Willie won at cards,
Shared his money and his dick.
Then someone killed him.
"Rambling, Gambling Willie" is an affectionate portrait of a coarse male gambler and slut named Will O'Conley who was good to all the women by whom he got his 27 children. O'Conley had one job, as they say, and he did it well, and then one day a guy blamed him for a bad poker hand and shot him in the head, and that was that for ol' Willie. This song appears on the first volume of the bootleg series, released in 1991, though it was recorded in 1962.

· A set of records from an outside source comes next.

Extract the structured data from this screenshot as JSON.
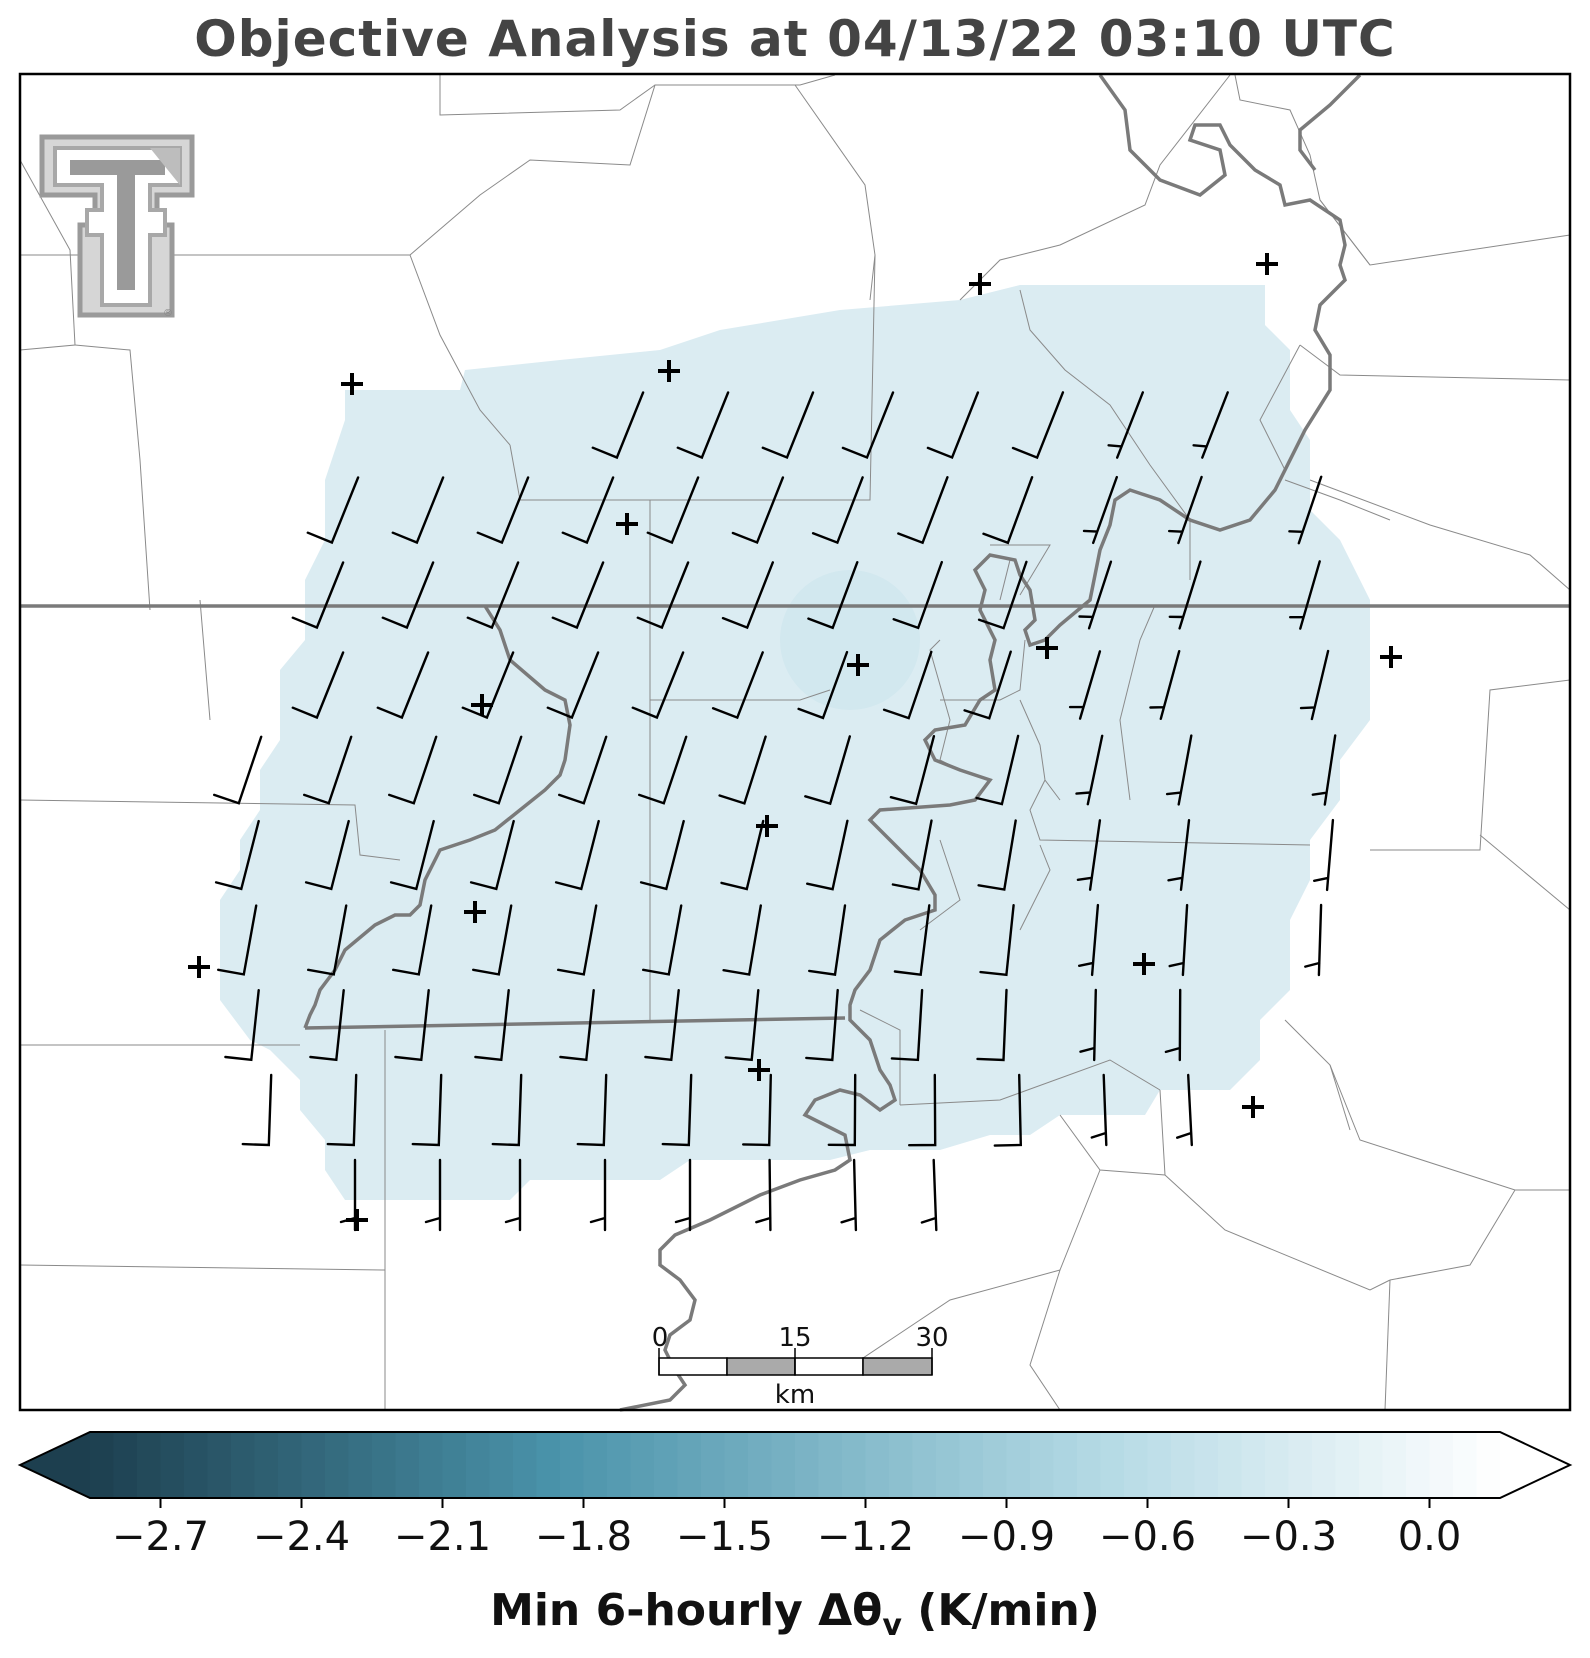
{
  "title": "Objective Analysis at 04/13/22 03:10 UTC",
  "colorbar": {
    "label_main": "Min 6-hourly Δθ",
    "label_sub": "v",
    "label_units": " (K/min)",
    "ticks": [
      "−2.7",
      "−2.4",
      "−2.1",
      "−1.8",
      "−1.5",
      "−1.2",
      "−0.9",
      "−0.6",
      "−0.3",
      "0.0"
    ],
    "tick_values": [
      -2.7,
      -2.4,
      -2.1,
      -1.8,
      -1.5,
      -1.2,
      -0.9,
      -0.6,
      -0.3,
      0.0
    ],
    "range": [
      -2.85,
      0.15
    ],
    "color_low": "#1d3f4f",
    "color_mid": "#4a93aa",
    "color_light": "#b5dae5",
    "color_high": "#ffffff"
  },
  "scale_bar": {
    "labels": [
      "0",
      "15",
      "30"
    ],
    "unit": "km"
  },
  "analysis_fill_color": "#dbecf2",
  "logo": "texas-tech-double-t-logo",
  "station_marker": "plus"
}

The story of Rambling, Gambling Willie:
Chapter 1: In which we learn of Willie's 27 children by a variety of women, none of whom he married.
Chapter 2: He gambled in the White House and in the rail yards. Wives knew to keep their husbands home when he would roll in to town.
Chapter 3: He held a poker session on the Jackson River Queen when he sailed to New Orleans. By the time they finished the game, he owned the boat.
Chapter 4: He held a week-long game in Cripple Creek, Colorado, with the miners, and when he was done, he owned the town.
Chapter 5: Willie didn't just support his progeny, he gave money to the sick and the poor. He didn't spend much of his money on himself.
Chapter 6: Willie was a good bluffer. Once, he beat a guy with a diamond flush and he didn't even have a pair.
Chapter 7: A guy shot Willie in the head and killed him, thinking Willie was to blame for his bad hand. When Willie took his fall, he was holding aces backed with eights.
Chapter 8: Moral: make your money while you can, because once you pull the dead man's hand, you won't be gambling anymore.